We have been talking about adoption since our dating days. Andy recalls an evening sitting on my porch, playing Scrabble when I asked him, "So, how do you feel about adoption?" Having been friends with me for more almost three years, Andy knew that saying no to adoption meant saying no to me. So, that night Andy said, "I have never really thought about it, but I am open to the idea." And that began our journey.
The weekend after we got engaged, we attended Together for Adoption and Andy fell in love with the idea of foster care. We have planned to begin our family through adoption from that day. We may or may not try to have birth children, but wanted to begin our family through adoption because currently being childless we have more freedom on how many children and the ages of children that we can welcome into our home. We recently completed our home study with OmniVisions and are awaiting approval.
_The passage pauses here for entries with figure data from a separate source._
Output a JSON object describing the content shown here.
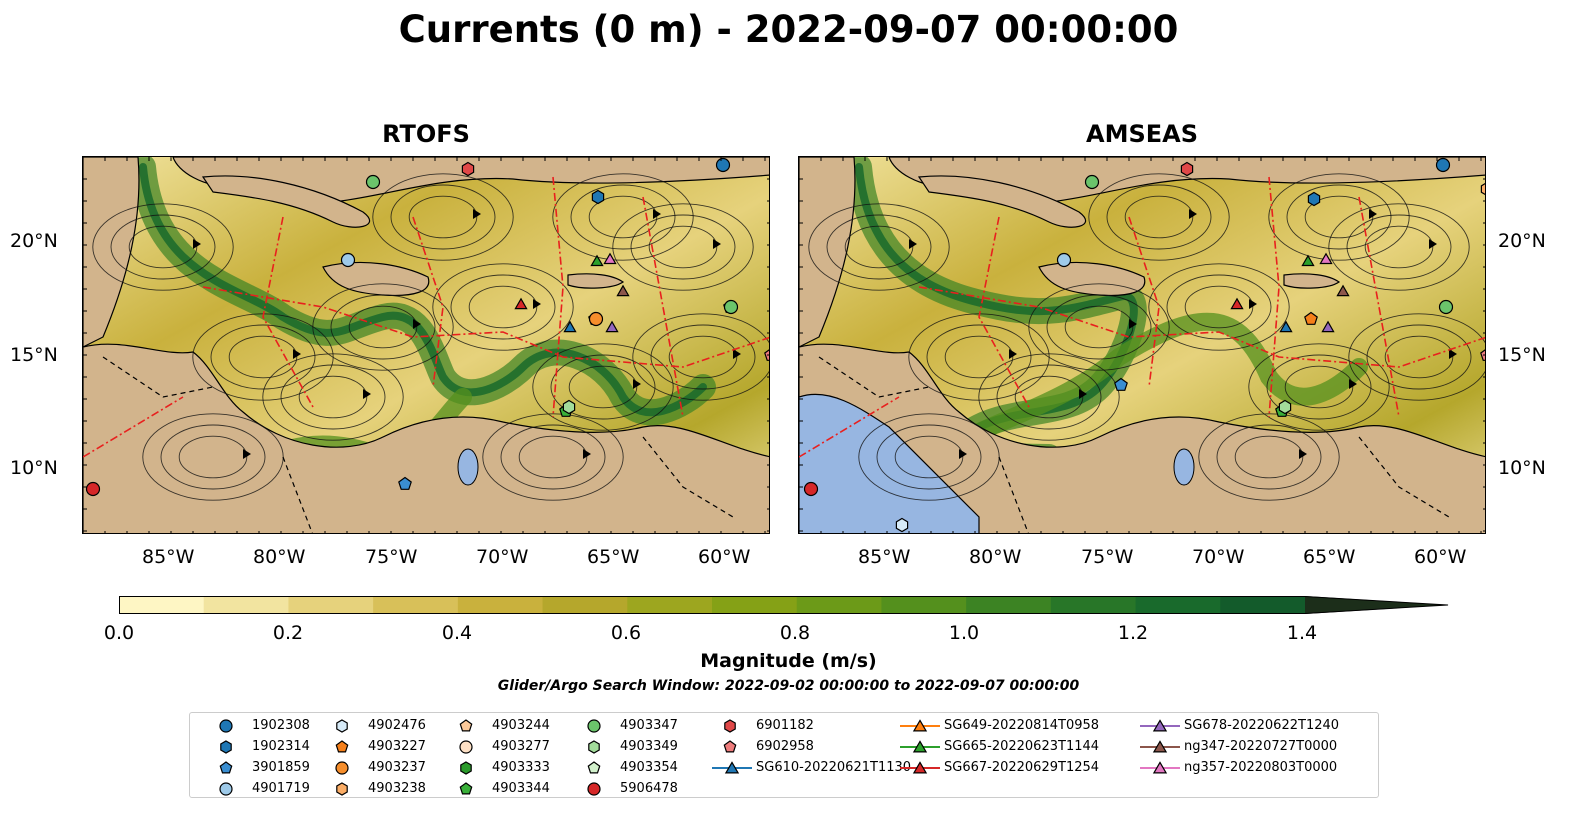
{
  "title": "Currents (0 m) - 2022-09-07 00:00:00",
  "panels": [
    {
      "title": "RTOFS"
    },
    {
      "title": "AMSEAS"
    }
  ],
  "lat_ticks": [
    "20°N",
    "15°N",
    "10°N"
  ],
  "lon_ticks": [
    "85°W",
    "80°W",
    "75°W",
    "70°W",
    "65°W",
    "60°W"
  ],
  "colorbar": {
    "label": "Magnitude (m/s)",
    "ticks": [
      "0.0",
      "0.2",
      "0.4",
      "0.6",
      "0.8",
      "1.0",
      "1.2",
      "1.4"
    ],
    "colors": [
      "#fef6c4",
      "#f2e4a0",
      "#e6d27c",
      "#d8c059",
      "#c9b13d",
      "#b5a72c",
      "#9da61f",
      "#85a116",
      "#6c9a18",
      "#54901d",
      "#3c8323",
      "#287628",
      "#196a2c",
      "#135b2b",
      "#164c26",
      "#1a3d20",
      "#1c2e1a"
    ]
  },
  "search_window": "Glider/Argo Search Window: 2022-09-02 00:00:00 to 2022-09-07 00:00:00",
  "colors": {
    "land": "#d2b48c",
    "ocean_pacific": "#97b6e1",
    "eez": "#e8201e"
  },
  "legend": [
    {
      "label": "1902308",
      "shape": "circle",
      "color": "#1f77b4"
    },
    {
      "label": "1902314",
      "shape": "hexagon",
      "color": "#1f77b4"
    },
    {
      "label": "3901859",
      "shape": "pentagon",
      "color": "#3a8ed1"
    },
    {
      "label": "4901719",
      "shape": "circle",
      "color": "#9ecae9"
    },
    {
      "label": "4902476",
      "shape": "hexagon",
      "color": "#d7ebf8"
    },
    {
      "label": "4903227",
      "shape": "pentagon",
      "color": "#f57f1a"
    },
    {
      "label": "4903237",
      "shape": "circle",
      "color": "#f68e2c"
    },
    {
      "label": "4903238",
      "shape": "hexagon",
      "color": "#fbad66"
    },
    {
      "label": "4903244",
      "shape": "pentagon",
      "color": "#fcc99a"
    },
    {
      "label": "4903277",
      "shape": "circle",
      "color": "#fde0c5"
    },
    {
      "label": "4903333",
      "shape": "hexagon",
      "color": "#2a9a2a"
    },
    {
      "label": "4903344",
      "shape": "pentagon",
      "color": "#39b039"
    },
    {
      "label": "4903347",
      "shape": "circle",
      "color": "#6bc46b"
    },
    {
      "label": "4903349",
      "shape": "hexagon",
      "color": "#a3dd9b"
    },
    {
      "label": "4903354",
      "shape": "pentagon",
      "color": "#d2f1cc"
    },
    {
      "label": "5906478",
      "shape": "circle",
      "color": "#d62728"
    },
    {
      "label": "6901182",
      "shape": "hexagon",
      "color": "#e04848"
    },
    {
      "label": "6902958",
      "shape": "pentagon",
      "color": "#ee7c7c"
    },
    {
      "label": "SG610-20220621T1130",
      "shape": "triangle",
      "color": "#1f77b4"
    },
    {
      "label": "SG649-20220814T0958",
      "shape": "triangle",
      "color": "#ff7f0e"
    },
    {
      "label": "SG665-20220623T1144",
      "shape": "triangle",
      "color": "#2ca02c"
    },
    {
      "label": "SG667-20220629T1254",
      "shape": "triangle",
      "color": "#d62728"
    },
    {
      "label": "SG678-20220622T1240",
      "shape": "triangle",
      "color": "#9467bd"
    },
    {
      "label": "ng347-20220727T0000",
      "shape": "triangle",
      "color": "#8c564b"
    },
    {
      "label": "ng357-20220803T0000",
      "shape": "triangle",
      "color": "#e377c2"
    }
  ]
}
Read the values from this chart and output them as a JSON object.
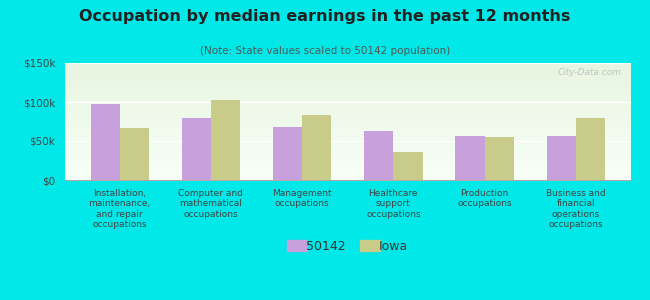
{
  "title": "Occupation by median earnings in the past 12 months",
  "subtitle": "(Note: State values scaled to 50142 population)",
  "categories": [
    "Installation,\nmaintenance,\nand repair\noccupations",
    "Computer and\nmathematical\noccupations",
    "Management\noccupations",
    "Healthcare\nsupport\noccupations",
    "Production\noccupations",
    "Business and\nfinancial\noperations\noccupations"
  ],
  "values_50142": [
    98000,
    80000,
    68000,
    63000,
    57000,
    57000
  ],
  "values_iowa": [
    67000,
    103000,
    83000,
    36000,
    55000,
    80000
  ],
  "color_50142": "#c8a0dc",
  "color_iowa": "#c8cc88",
  "background_color": "#00e8e8",
  "plot_bg_top": "#e8f5e0",
  "plot_bg_bottom": "#f8fff8",
  "ylim": [
    0,
    150000
  ],
  "yticks": [
    0,
    50000,
    100000,
    150000
  ],
  "ytick_labels": [
    "$0",
    "$50k",
    "$100k",
    "$150k"
  ],
  "legend_labels": [
    "50142",
    "Iowa"
  ],
  "watermark": "City-Data.com",
  "bar_width": 0.32
}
It is likely that our home will be opened in December and we hope to have a placement of children in January. To begin, we have decided to open up for up to two children ages 10 years and younger who are available for adoption.
This is our plan. We believe that we are following where God is leading, but we also know that He is in control and our plan could definitely be different. In some ways I am so thrilled to be opening the doors to the next chapter of our lives and in some ways I am absolutely terrified. We are walking into foster care and adoption with our eyes open. Through or training and through friends who foster and adopt we know some of the hard things that we will likely face. Most likely our children will have been abused and neglected in their homes of origin. Very possibly our children will have memories of those homes and will, therefore, have diffuculties adjusting to new homes because of those experiences. Our children may exhibit behaviors that are a result of past abuse. I have started looking through Web sites of adoptable children and wondering if any of those children are the ones we will adopt. Then, fear will grip my heart. "How can we possibly do this? We are not prepared to take care of these sweet kids who have endured so much!" Yet then I remember the reason we have chosen this path to begin with because if we do not open our home, then who will? So, instead of letting the fear take hold I pray that God will give me a spirit of power and love and a heart that is ready to embrace this adventure.
So, our next chapter should start soon. We are buying some bunk beds from a friend. I have put in my notice at work and will have the good fortune to be a stay at home mom. Now, we just need som kids!